Dead blue whales washing ashore in western Newfoundland
The remains of nine school bus-sized whales, believed crushed to death in ice off Newfoundland, have begun washing up in coastal communities.
The endangered North Atlantic blue whales, first spotted last month, were likely killed when ice floes off the southwest coast swiftly changed directions, trapping and killing the world’s largest mammals, say researchers with the federal Department of Fisheries and Oceans. Now, they’re being washed ashore.
The corpses of the animals began showing up last week on the edges of Gros Morne National Park.
At least three have reportedly washed up on coastlines: one in Trout River, one in Rocky Harbour and another has possibly came ashore in the Bakers Brook area, according to the Dept. of Fisheries and Oceans.
The carcasses could pose big problems for these tiny communities: They, along with the province, are responsible for dealing with the remains, said Fisheries and Oceans researcher Dr. Jack Lawson.
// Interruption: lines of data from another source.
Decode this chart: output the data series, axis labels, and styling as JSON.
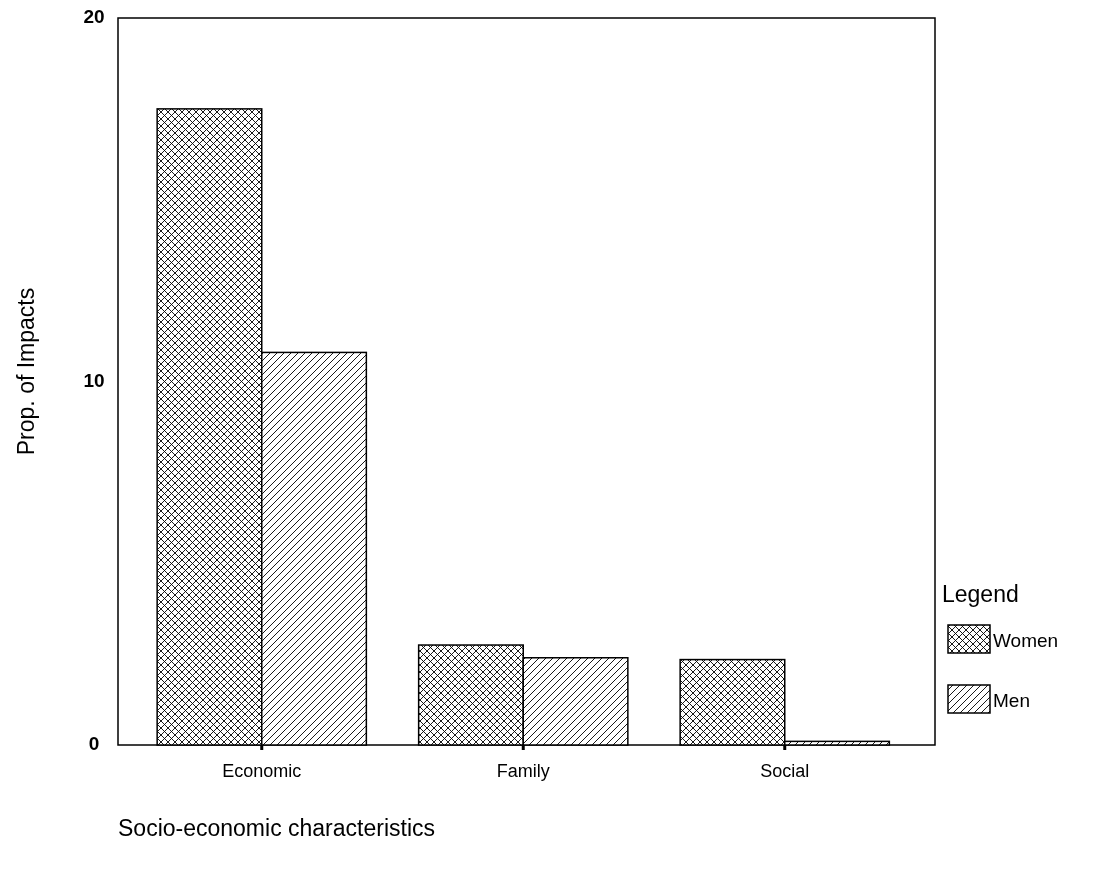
{
  "chart_data": {
    "type": "bar",
    "xlabel": "Socio-economic characteristics",
    "ylabel": "Prop. of Impacts",
    "legend_title": "Legend",
    "legend": "right",
    "categories": [
      "Economic",
      "Family",
      "Social"
    ],
    "series": [
      {
        "name": "Women",
        "color": "#000000",
        "values": [
          17.5,
          2.75,
          2.35
        ]
      },
      {
        "name": "Men",
        "color": "#000000",
        "values": [
          10.8,
          2.4,
          0.1
        ]
      }
    ],
    "ylim": [
      0,
      20
    ],
    "yticks": [
      0,
      10,
      20
    ]
  }
}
“Normally, it would have washed ashore on a beach somewhere and would have slowly rotted away and the carnivores and predators would have worked at it until, in a few years time, there would only be bones left,” he said.
Leaving a dead whale to break down naturally isn’t really an option for a community such as Trout River.
Town clerk Emily Butler told Global News it’s not “realistic” to just let the nearly 25-metre whale rot on the beach during the summer months.
“It’s only going to be a matter of time before it warms up and the smell becomes unbearable,” she said, adding businesses along the boardwalk are concerned about the effects such a stench could have on tourist season.
She added inland winds have already given her some idea of how bad the smell could get if it were to waft through the community during warmer weather. “It’s just going to be terrible,” she said.
But, it’s not as simple as just dissecting it and hauling it away.
This particular species is endangered – there were an estimated 250 North Atlantic blue whales prior to the nine found dead last month – and even though the whales are deceased, communities need a special permit to handle them.
The whale in Trout River already had part of a flipper sawed off, Lawson said.
“It’s illegal … collecting it without a permit.”
It’s also a danger for humans to get so close to a dead whale, he added.
“I actually fell up to my waist in a dead pilot whale one time,” he told Global News. “It had just rotted and I fell through the skin while we were doing the processing.
“When they get far enough along in their decay the skin loses its competency and you can fall through inside, where all of the organs have more or less turned to liquid. So, it wouldn’t be a good thing to have happen to anybody.”
He also warned that the animals could be carrying bacteria or viruses that could be harmful and advised against people touching or handling the carcasses.
Lawson said it’s unlikely the whales, which become bloated with gases as they decay, would explode on their own. But he wouldn’t want to be standing close by if someone were to cut into it or poke it with something sharp enough to pop it open.
A video that went viral online earlier this year showed a researcher in the Faroe Islands cutting up a decomposing sperm whale, only to have its guts spew out.
Usually, Lawson said, the animals will deflate as their skin loosens through decomposition.
Meantime, the carcasses will be of great value for scientists like himself.
“We rarely get a chance to look at a whole blue whale,” he told Global News. “So, this is an opportunity for us to collect samples from animals that normally aren’t easy to find and approach.”
He said researchers could be able to examine the beasts for markings, examine and compare DNA and take a look a the toxicology of the remains, to see what “kind of burdens are they carrying, in terms of metals and things like that they pick up in the environment.”
“For scientists, even a dead animal is a source of excitement.”